Montag, 12. Mai 2014

Evaluation

Morgen wird ein sehr aufregender Tag... Ich werde neu evaluiert, mein Krankheitsbild wird neu begutachtet und besprochen. Meine Psychologin und ich sind schon lange im Gespräch und sprechen über viele Themen, um meine Persönlichkeit und Geschichte, meine Ansichtsweisen, mein Denken, meine Bewältigungsstrategien zu eruieren. Eine Art Persönlichkeitstest.
Es sagt viel über eine Person aus, wie sie auf gewisse Fragen reagiert. Wie ihre Körpersprache ist, wie sie antwortet und welche Wörter sie dafür verwendet. Es ist unglaublich, was man aus einer Person rausholen kann, wie mich Ärzte und Psychologen sehen. Es ist wie ein offenes Buch, das gelesen wird.

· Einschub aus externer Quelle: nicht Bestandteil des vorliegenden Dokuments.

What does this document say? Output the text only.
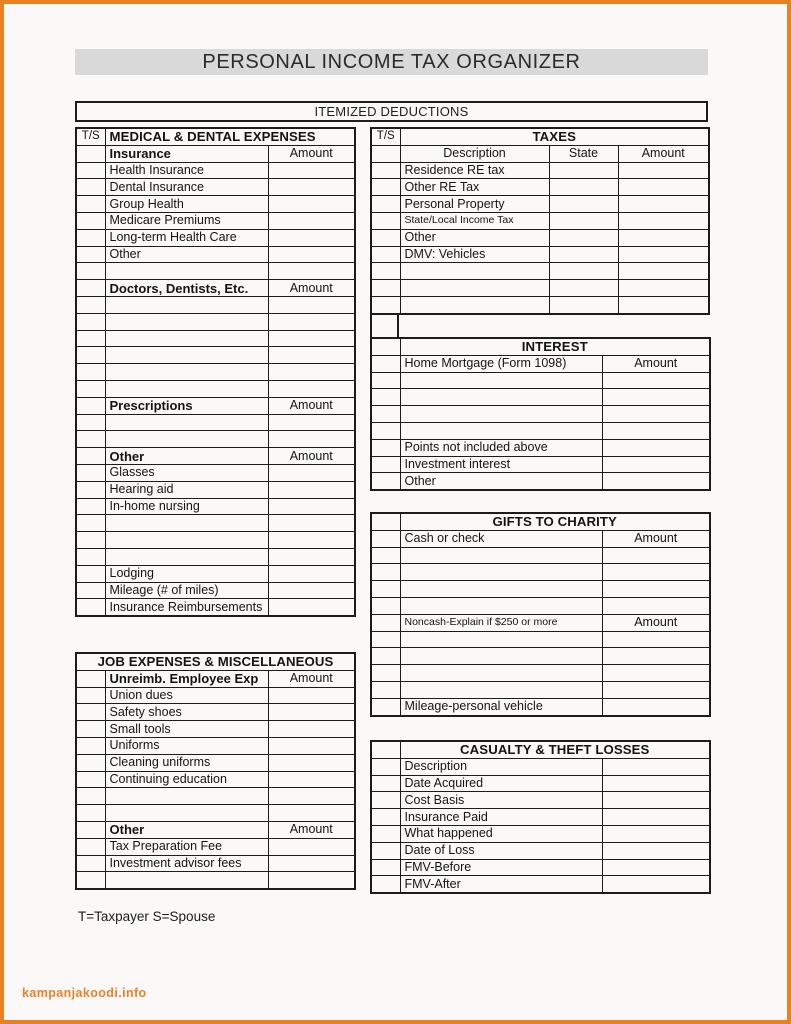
PERSONAL INCOME TAX ORGANIZER
ITEMIZED DEDUCTIONS
T/S	MEDICAL & DENTAL EXPENSES	
	Insurance	Amount
	Health Insurance	
	Dental Insurance	
	Group Health	
	Medicare Premiums	
	Long-term Health Care	
	Other	

	Doctors, Dentists, Etc.	Amount

	Prescriptions	Amount

	Other	Amount
	Glasses	
	Hearing aid	
	In-home nursing	

	Lodging	
	Mileage (# of miles)	
	Insurance Reimbursements	
JOB EXPENSES & MISCELLANEOUS		
	Unreimb. Employee Exp	Amount
	Union dues	
	Safety shoes	
	Small tools	
	Uniforms	
	Cleaning uniforms	
	Continuing education	

	Other	Amount
	Tax Preparation Fee	
	Investment advisor fees	

T/S	TAXES		
	Description	State	Amount
	Residence RE tax		
	Other RE Tax		
	Personal Property		
	State/Local Income Tax		
	Other		
	DMV: Vehicles		

	INTEREST	
	Home Mortgage (Form 1098)	Amount

	Points not included above	
	Investment interest	
	Other	
	GIFTS TO CHARITY	
	Cash or check	Amount

	Noncash-Explain if $250 or more	Amount

	Mileage-personal vehicle	
	CASUALTY & THEFT LOSSES	
	Description	
	Date Acquired	
	Cost Basis	
	Insurance Paid	
	What happened	
	Date of Loss	
	FMV-Before	
	FMV-After	
T=Taxpayer S=Spouse
kampanjakoodi.info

Vor einer Woche kam dann der Termin von anderen Ärzten, die vorbeikommen und mit mir sprechen werden. Meine Psychologin von meiner Klinik ist auch dabei und ich bin sehr froh, dass ich das machen kann. Es wird einfach über vieles in der Zukunft entscheiden. Vielleicht wird sich vieles ändern, vielleicht nicht. Vielleicht sagen sie mir, dass meine Klinik gut ist und ich dort gesund werde, vielleicht muss manches geändert werden. Vielleicht sprechen wir über Lebensformen nach der Klinik - alleine wohnen oder eine Wohngruppe. Ich hab keine Ahnung, was passieren wird, aber das sind Experten und die wissen Bescheid, vor allem, was meine Probleme betrifft (Persönlichkeitsstörung, Dissoziationen).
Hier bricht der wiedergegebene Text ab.